International Association for Cryptologic Research

International Association
for Cryptologic Research

IACR News item: 26 March 2013

Daniel Kraschewski
ePrint Report ePrint Report
Since Kilian showed in 1988 that oblivious transfer (OT) is complete in the sense that every secure multi-party computation can be realized from this primitive, cryptographers are working on reduction of OT to various other primitives. A long standing open question in this context is the classification of finite stateless 2-party primitives (so-called \"cryptogates\"), i.e. trusted black boxes that can be jointly queried by two parties, have finite input and output alphabets, and do not change behavior depending on time or input history. Over the decades, completeness criteria have been found for deterministic cryptogates (i.e. primitives without internal randomness), noisy channels, and symmetric (i.e., both parties receive the same output) or asymmetric (i.e., only one party receives any output at all) randomized cryptogates. However, the known criteria for randomized primitives other than noisy channels only hold in presence of passive adversaries (i.e., even corrupted parties still follow the protocol).

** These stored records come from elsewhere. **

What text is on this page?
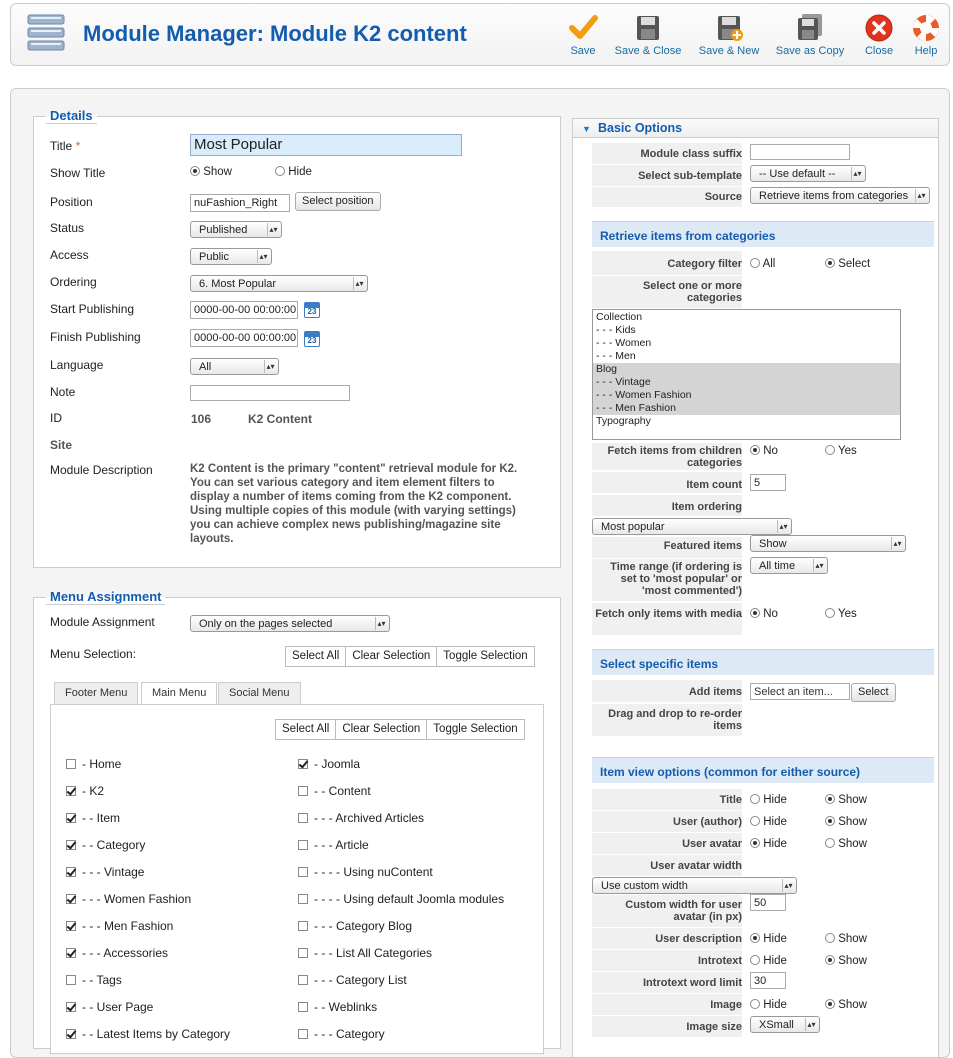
Module Manager: Module K2 content
Save	Save & Close Save & New Save as Copy Close	Help
Details
Title *	Most Popular
Show Title	Show	Hide
Position	nuFashion_Right	Select position
Status	Published	▴▾
Access	Public	▴▾
Ordering	6. Most Popular	▴▾
Start Publishing	0000-00-00 00:00:00	23
Finish Publishing	0000-00-00 00:00:00	23
Language	All	▴▾
Note
ID	106	K2 Content
Site
Module Description	K2 Content is the primary "content" retrieval module for K2. You can set various category and item element filters to display a number of items coming from the K2 component. Using multiple copies of this module (with varying settings) you can achieve complex news publishing/magazine site layouts.
Menu Assignment
Module Assignment	Only on the pages selected	▴▾
Menu Selection:	Select All	Clear Selection	Toggle Selection
Footer Menu	Main Menu	Social Menu
Select All	Clear Selection	Toggle Selection
▼ Basic Options
Module class suffix
Select sub-template	-- Use default --	▴▾
Source	Retrieve items from categories	▴▾
Retrieve items from categories
Category filter	All	Select
Select one or more categories
Collection
- - - Kids
- - - Women
- - - Men
Blog
- - - Vintage
- - - Women Fashion
- - - Men Fashion
Typography
Fetch items from children categories
No	Yes
Item count	5
Item ordering
Most popular	▴▾
Featured items	Show	▴▾
Time range (if ordering is set to 'most popular' or 'most commented')
All time	▴▾
Fetch only items with media	No	Yes
Select specific items
Add items	Select an item...	Select
Drag and drop to re-order items
Item view options (common for either source)
Title	Hide	Show
User (author)	Hide	Show
User avatar	Hide	Show
User avatar width
Use custom width	▴▾
Custom width for user avatar (in px)
50
User description	Hide	Show
Introtext	Hide	Show
Introtext word limit	30
Image	Hide	Show
Image size	XSmall	▴▾
- Home
- K2
- - Item
- - Category
- - - Vintage
- - - Women Fashion
- - - Men Fashion
- - - Accessories
- - Tags
- - User Page
- - Latest Items by Category
- Joomla
- - Content
- - - Archived Articles
- - - Article
- - - - Using nuContent
- - - - Using default Joomla modules
- - - Category Blog
- - - List All Categories
- - - Category List
- - Weblinks
- - - Category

We complete this line of research by providing simple but comprehensive combinatorial completeness criteria for ALL finite stateless 2-party primitives. I.e., for the first time there are completeness criteria for randomized primitives that are neither symmetric nor asymmetric (but give different outputs to the querying parties), and we overcome the limitation that previous results for randomized primitives with input from BOTH parties only regarded passive adversaries. A fundamental tool of our approach is a powerful lemma from real algebraic geometry, which allows us to base a cryptographic security proof on a rather \"game-theoretic\" approach.

As a corollary of our work, every non-complete example of a finite stateless 2-party primitive is essentially symmetric. This relationship between non-completeness and symmetric output behavior was previously only known for deterministic cryptogates.